Speaking with IGN, Rebekah Saltsman talked about how indie development is challenging because the industry can change so much in-between game releases. Maintaining a following or fanbase is difficult on its own without indie studios disappearing between game releases. Saltsman says that one of the biggest changes, perhaps the largest challenge indie developers face at the moment, is the rapid increase in development costs. Saltsman explains that, for both developers and publishers, everything has become “wildly expensive.”
Five years ago Saltsman says that Finji could make a game for a “million dollars,” which she says was crazy to think about even then. Now, however, Saltsman says that they feel good about a project if they can say they can make it for under four million. “It’s so much money,” she says, especially when that cost has to be thought about in the context of total units sold of the game so that it can make a profit.
While Saltsman doesn’t get into any specifics regarding game sales, she is willing to say that the number of indie games that manage to sell over 100,000 copies of a game remains incredibly few. Further, indie games are stuck underneath a “cap” on pricing, as video game players focus on pricing for smaller games of around $10-20. Anything higher would be a risk. Then the platform holder’s percentage has to be taken into account, too. Even at its simplest, the math makes clear 100,000 copies sold isn’t paying for a $4 million budget — or even a $2 million.
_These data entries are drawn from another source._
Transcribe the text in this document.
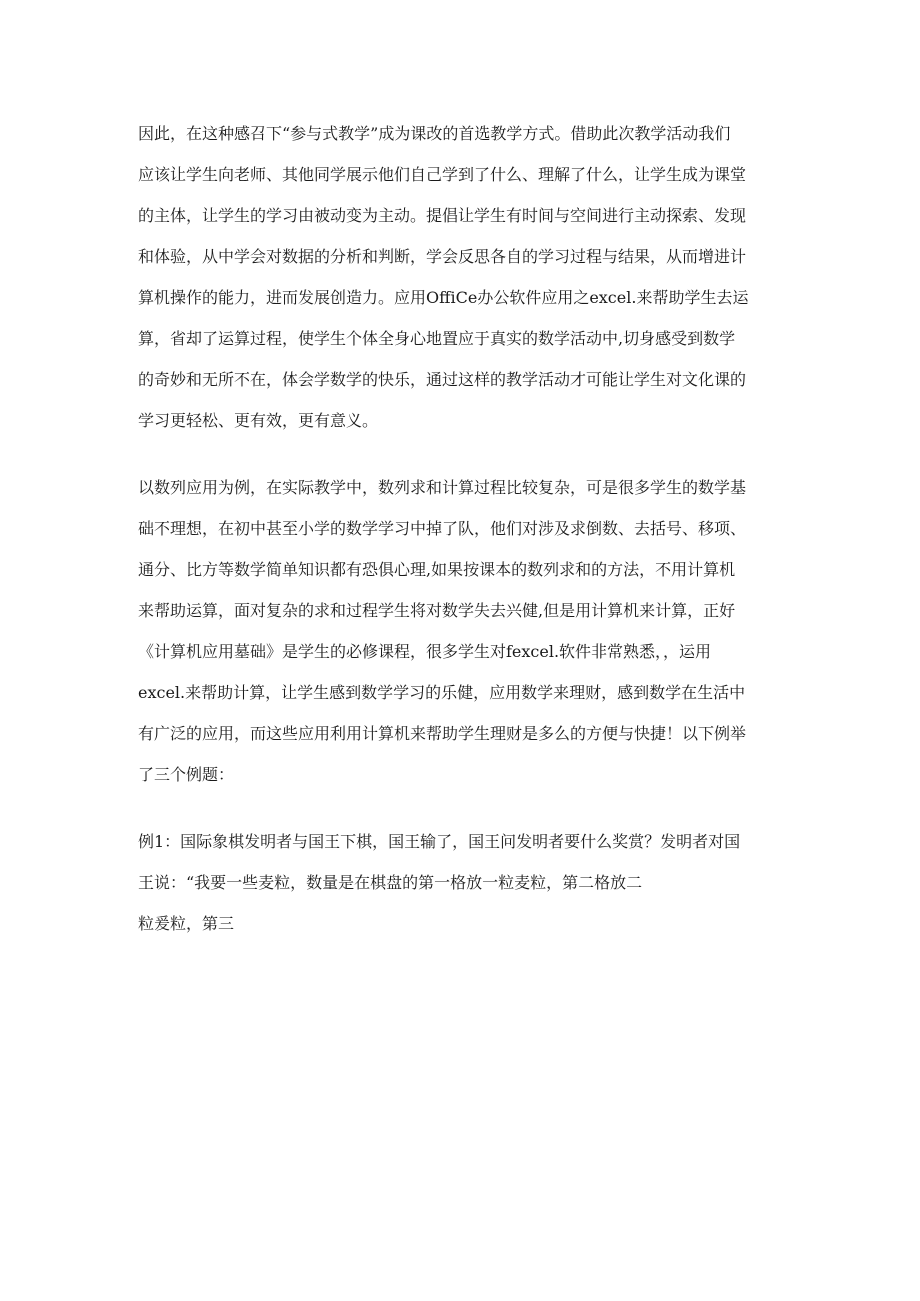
因此，在这种感召下“参与式教学”成为课改的首选教学方式。借助此次教学活动我们
应该让学生向老师、其他同学展示他们自己学到了什么、理解了什么，让学生成为课堂
的主体，让学生的学习由被动变为主动。提倡让学生有时间与空间进行主动探索、发现
和体验，从中学会对数据的分析和判断，学会反思各自的学习过程与结果，从而增进计
算机操作的能力，进而发展创造力。应用OffiCe办公软件应用之excel.来帮助学生去运
算，省却了运算过程，使学生个体全身心地置应于真实的数学活动中,切身感受到数学
的奇妙和无所不在，体会学数学的快乐，通过这样的教学活动才可能让学生对文化课的
学习更轻松、更有效，更有意义。

以数列应用为例，在实际教学中，数列求和计算过程比较复杂，可是很多学生的数学基
础不理想，在初中甚至小学的数学学习中掉了队，他们对涉及求倒数、去括号、移项、
通分、比方等数学简单知识都有恐俱心理,如果按课本的数列求和的方法，不用计算机
来帮助运算，面对复杂的求和过程学生将对数学失去兴健,但是用计算机来计算，正好
《计算机应用墓础》是学生的必修课程，很多学生对fexcel.软件非常熟悉，，运用
excel.来帮助计算，让学生感到数学学习的乐健，应用数学来理财，感到数学在生活中
有广泛的应用，而这些应用利用计算机来帮助学生理财是多么的方便与快捷！以下例举
了三个例题：

例1：国际象棋发明者与国王下棋，国王输了，国王问发明者要什么奖赏？发明者对国
王说：“我要一些麦粒，数量是在棋盘的第一格放一粒麦粒，第二格放二
粒爰粒，第三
With indie game development funding what it is, and dozens of indie development studios in need of the kind of funding publishers like Finji offer, Saltsman also has a warning. Many publishers will try to minimize their risk through predatory contracts, taking IP rights and higher percentages of revenue that developers need to survive. Making indie games is a minefield. Even Finji is limited in what it’s able to provide.
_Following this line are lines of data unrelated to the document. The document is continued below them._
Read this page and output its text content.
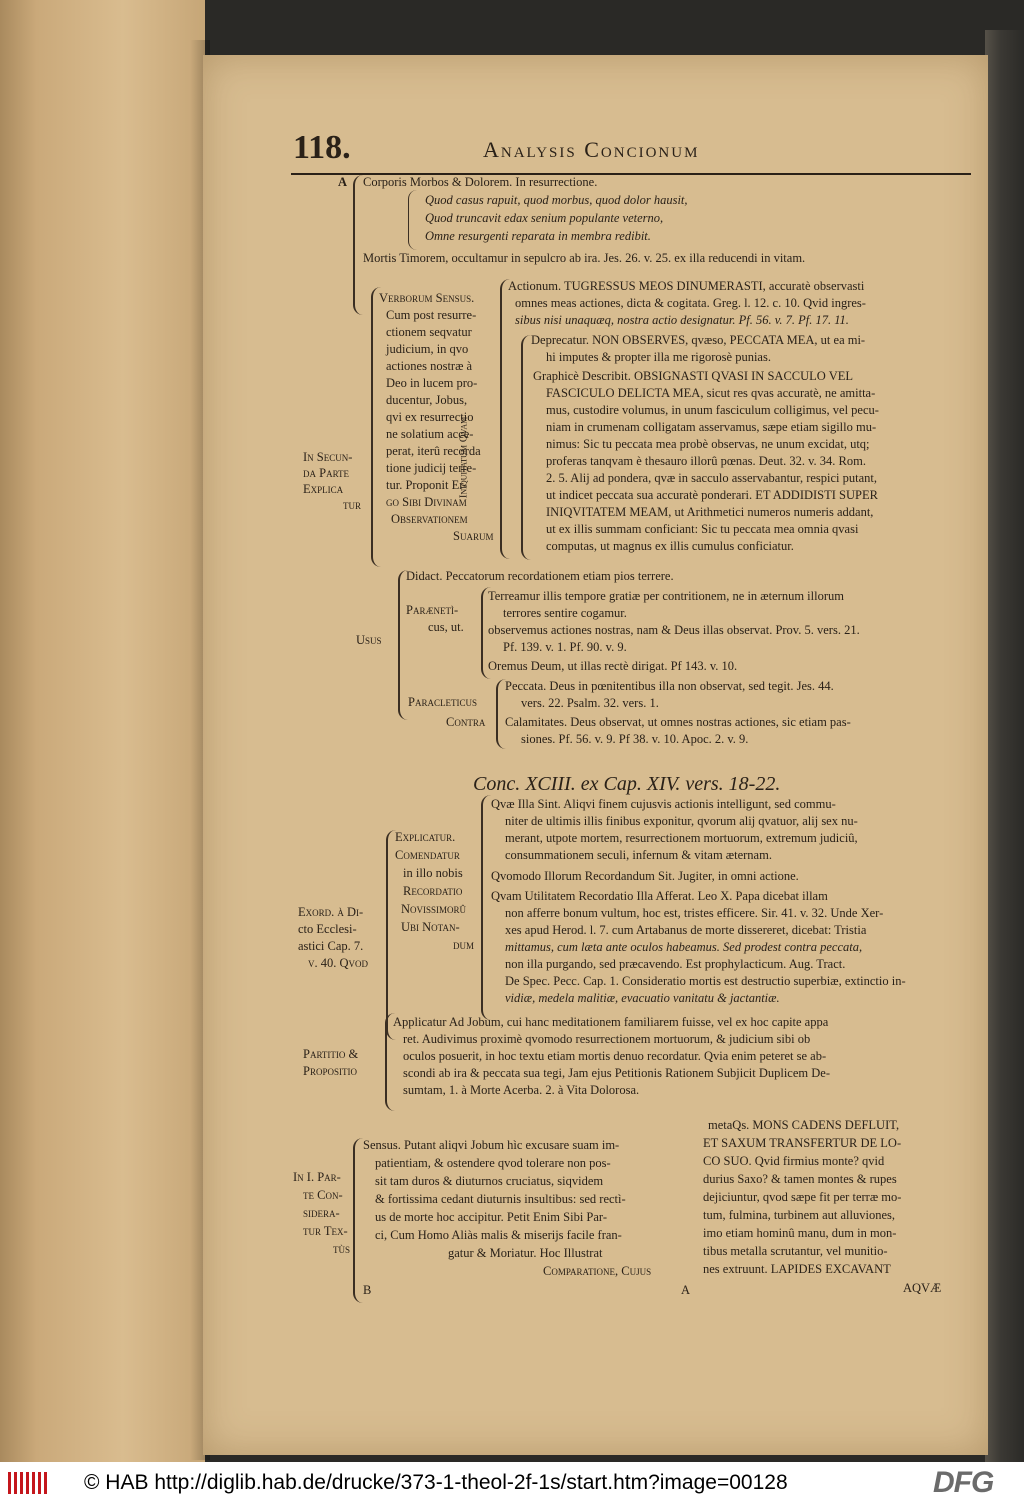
118.	Analysis Concionum
A Corporis Morbos & Dolorem. In resurrectione.
Quod casus rapuit, quod morbus, quod dolor hausit,
Quod truncavit edax senium populante veterno,
Omne resurgenti reparata in membra redibit.
Mortis Timorem, occultamur in sepulcro ab ira. Jes. 26. v. 25. ex illa reducendi in vitam.
In Secun-
da Parte
Explica
tur
Verborum Sensus.
Cum post resurre-
ctionem seqvatur
judicium, in qvo
actiones nostræ à
Deo in lucem pro-
ducentur, Jobus,
qvi ex resurrectio
ne solatium acce-
perat, iterû recorda
tione judicij terre-
tur. Proponit Er-
go Sibi Divinam
Observationem
Suarum
Iniquitatum Qvam
Actionum. TUGRESSUS MEOS DINUMERASTI, accuratè observasti
omnes meas actiones, dicta & cogitata. Greg. l. 12. c. 10. Qvid ingres-
sibus nisi unaquæq, nostra actio designatur. Pf. 56. v. 7. Pf. 17. 11.
Deprecatur. NON OBSERVES, qvæso, PECCATA MEA, ut ea mi-
hi imputes & propter illa me rigorosè punias.
Graphicè Describit. OBSIGNASTI QVASI IN SACCULO VEL
FASCICULO DELICTA MEA, sicut res qvas accuratè, ne amitta-
mus, custodire volumus, in unum fasciculum colligimus, vel pecu-
niam in crumenam colligatam asservamus, sæpe etiam sigillo mu-
nimus: Sic tu peccata mea probè observas, ne unum excidat, utq;
proferas tanqvam è thesauro illorû pœnas. Deut. 32. v. 34. Rom.
2. 5. Alij ad pondera, qvæ in sacculo asservabantur, respici putant,
ut indicet peccata sua accuratè ponderari. ET ADDIDISTI SUPER
INIQVITATEM MEAM, ut Arithmetici numeros numeris addant,
ut ex illis summam conficiant: Sic tu peccata mea omnia qvasi
computas, ut magnus ex illis cumulus conficiatur.
Usus
Didact. Peccatorum recordationem etiam pios terrere.
Parænetì-
cus, ut.
Terreamur illis tempore gratiæ per contritionem, ne in æternum illorum
terrores sentire cogamur.
observemus actiones nostras, nam & Deus illas observat. Prov. 5. vers. 21.
Pf. 139. v. 1. Pf. 90. v. 9.
Oremus Deum, ut illas rectè dirigat. Pf 143. v. 10.
Paracleticus
Contra
Peccata. Deus in pœnitentibus illa non observat, sed tegit. Jes. 44.
vers. 22. Psalm. 32. vers. 1.
Calamitates. Deus observat, ut omnes nostras actiones, sic etiam pas-
siones. Pf. 56. v. 9. Pf 38. v. 10. Apoc. 2. v. 9.
Conc. XCIII. ex Cap. XIV. vers. 18-22.
Exord. à Di-
cto Ecclesi-
astici Cap. 7.
v. 40. Qvod
Explicatur.
Comendatur
in illo nobis
Recordatio
Novissimorû
Ubi Notan-
dum
Qvæ Illa Sint. Aliqvi finem cujusvis actionis intelligunt, sed commu-
niter de ultimis illis finibus exponitur, qvorum alij qvatuor, alij sex nu-
merant, utpote mortem, resurrectionem mortuorum, extremum judiciû,
consummationem seculi, infernum & vitam æternam.
Qvomodo Illorum Recordandum Sit. Jugiter, in omni actione.
Qvam Utilitatem Recordatio Illa Afferat. Leo X. Papa dicebat illam
non afferre bonum vultum, hoc est, tristes efficere. Sir. 41. v. 32. Unde Xer-
xes apud Herod. l. 7. cum Artabanus de morte dissereret, dicebat: Tristia
mittamus, cum læta ante oculos habeamus. Sed prodest contra peccata,
non illa purgando, sed præcavendo. Est prophylacticum. Aug. Tract.
De Spec. Pecc. Cap. 1. Consideratio mortis est destructio superbiæ, extinctio in-
vidiæ, medela malitiæ, evacuatio vanitatu & jactantiæ.
Partitio &
Propositio
Applicatur Ad Jobum, cui hanc meditationem familiarem fuisse, vel ex hoc capite appa
ret. Audivimus proximè qvomodo resurrectionem mortuorum, & judicium sibi ob
oculos posuerit, in hoc textu etiam mortis denuo recordatur. Qvia enim peteret se ab-
scondi ab ira & peccata sua tegi, Jam ejus Petitionis Rationem Subjicit Duplicem De-
sumtam, 1. à Morte Acerba. 2. à Vita Dolorosa.
In I. Par-
te Con-
sidera-
tur Tex-
tùs
Sensus. Putant aliqvi Jobum hìc excusare suam im-
patientiam, & ostendere qvod tolerare non pos-
sit tam duros & diuturnos cruciatus, siqvidem
& fortissima cedant diuturnis insultibus: sed rectì-
us de morte hoc accipitur. Petit Enim Sibi Par-
ci, Cum Homo Aliàs malis & miserijs facile fran-
gatur & Moriatur. Hoc Illustrat
Comparatione, Cujus
metaQs. MONS CADENS DEFLUIT,
ET SAXUM TRANSFERTUR DE LO-
CO SUO. Qvid firmius monte? qvid
durius Saxo? & tamen montes & rupes
dejiciuntur, qvod sæpe fit per terræ mo-
tum, fulmina, turbinem aut alluviones,
imo etiam hominû manu, dum in mon-
tibus metalla scrutantur, vel munitio-
nes extruunt. LAPIDES EXCAVANT
B	A	AQVÆ
© HAB http://diglib.hab.de/drucke/373-1-theol-2f-1s/start.htm?image=00128	DFG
Yet Finji is a great example of how indie game development and publishing is thriving even as risk remains high. In 2021, Finji will be releasing the highly anticipated action-adventure game Tunic, helping I Was a Teenage Exocolonist get closer to release, and perhaps sharing more information about its in-house game, too. Game development may be increasingly expensive, but publishers like Finji are helping make it manageable – at least for a few.